Die Bundesvereinigung der Deutschen Arbeitgeberverbände lehnt in ihrer Stellungnahme die im SPD-Antrag geforderten Ausweitungen des Gesetzes, insbesondere zu den Sanktionen, ab. "Die Forderungen gehen über die Vorgaben der Richtlinie hinaus und stehen damit im Widerspruch zu dem Ziel, europäische Rechtsetzung so in das deutsche Recht einzufügen, dass die Akzeptanz von europäischen Gesetzen gestärkt wird", heißt es zur Begründung. BDA-Vertreter Roland Wolf lehnte zudem eine gesetzliche Regelung des Zutrittsrechts ab. "Mir ist kein Fall aus der Praxis bekannt, in dem sich ein entsprechendes Problem stellte", sagte er.
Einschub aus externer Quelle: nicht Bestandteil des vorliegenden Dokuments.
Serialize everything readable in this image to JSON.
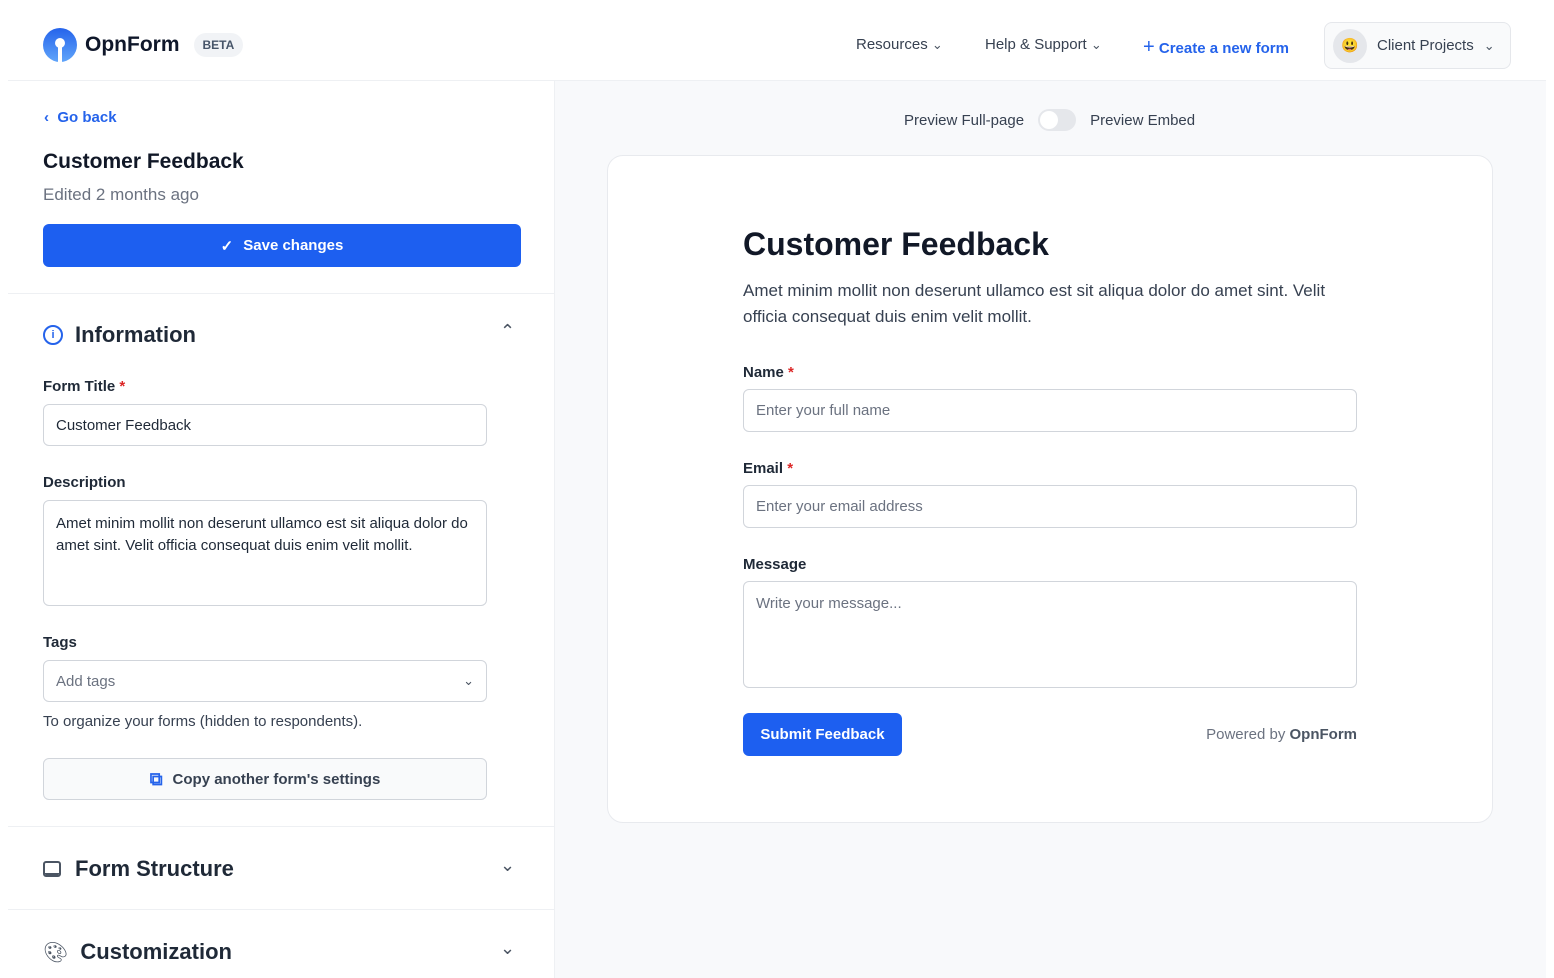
{
  "header": {
    "brand": "OpnForm",
    "badge": "BETA",
    "resources": "Resources",
    "help": "Help & Support",
    "create": "Create a new form",
    "workspace": "Client Projects",
    "workspace_emoji": "😃"
  },
  "sidebar": {
    "back": "Go back",
    "title": "Customer Feedback",
    "edited": "Edited 2 months ago",
    "save": "Save changes",
    "information": "Information",
    "form_title_label": "Form Title",
    "form_title_value": "Customer Feedback",
    "description_label": "Description",
    "description_value": "Amet minim mollit non deserunt ullamco est sit aliqua dolor do amet sint. Velit officia consequat duis enim velit mollit.",
    "tags_label": "Tags",
    "tags_placeholder": "Add tags",
    "tags_help": "To organize your forms (hidden to respondents).",
    "copy": "Copy another form's settings",
    "structure": "Form Structure",
    "customization": "Customization"
  },
  "preview": {
    "full": "Preview Full-page",
    "embed": "Preview Embed",
    "toggle_on": false,
    "title": "Customer Feedback",
    "description": "Amet minim mollit non deserunt ullamco est sit aliqua dolor do amet sint. Velit officia consequat duis enim velit mollit.",
    "name_label": "Name",
    "name_ph": "Enter your full name",
    "email_label": "Email",
    "email_ph": "Enter your email address",
    "message_label": "Message",
    "message_ph": "Write your message...",
    "submit": "Submit Feedback",
    "powered": "Powered by",
    "powered_brand": "OpnForm"
  },
  "colors": {
    "accent": "#1d5ff0"
  }
}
Auch der Bundesarbeitgeberverband Chemie lehnt die Forderung der SPD-Fraktion nach schärferen Sanktionen ab. Die Gesetzentwurf der Regierung vorgesehenen Sanktionen "sind aus unserer Sicht ausreichend." Gleichzeitig plädiert der Verband bei der Definition des Begriffs "Anhörung" für eine engere Orientierung an den Vorgaben der neu gefassten Richtlinie. Andernfalls werde der "auf europäischer Ebene zwischen den Sozialpartnern gefundene und von Europäischem Parlament und Rat übernommene Kompromiss verändert", betont der Verband.

Der Deutsche Gewerkschaftsbund (DGB) sprach sich dafür aus, Sanktionen vorzusehen, die "wirksam, abschreckend und im Verhältnis zur Schwere der Zuwiderhandlung angemessen sind". DGB-Vertreter Ralf-Peter Hayen forderte in diesem Zusammenhang, bei der Umsetzung in deutsches Recht nachzubessern. "15.000 Euro sind keine abschreckende Sanktion", kritisierte er. Außerdem fordert der DGB eine gesetzliche Regelung eines Zugangsrechts von EBR- und Ausschussmitgliedern. “Durch eine entsprechende Klarstellung werden Prozesse auf EU-Ebene vermieden", sagte Hayen.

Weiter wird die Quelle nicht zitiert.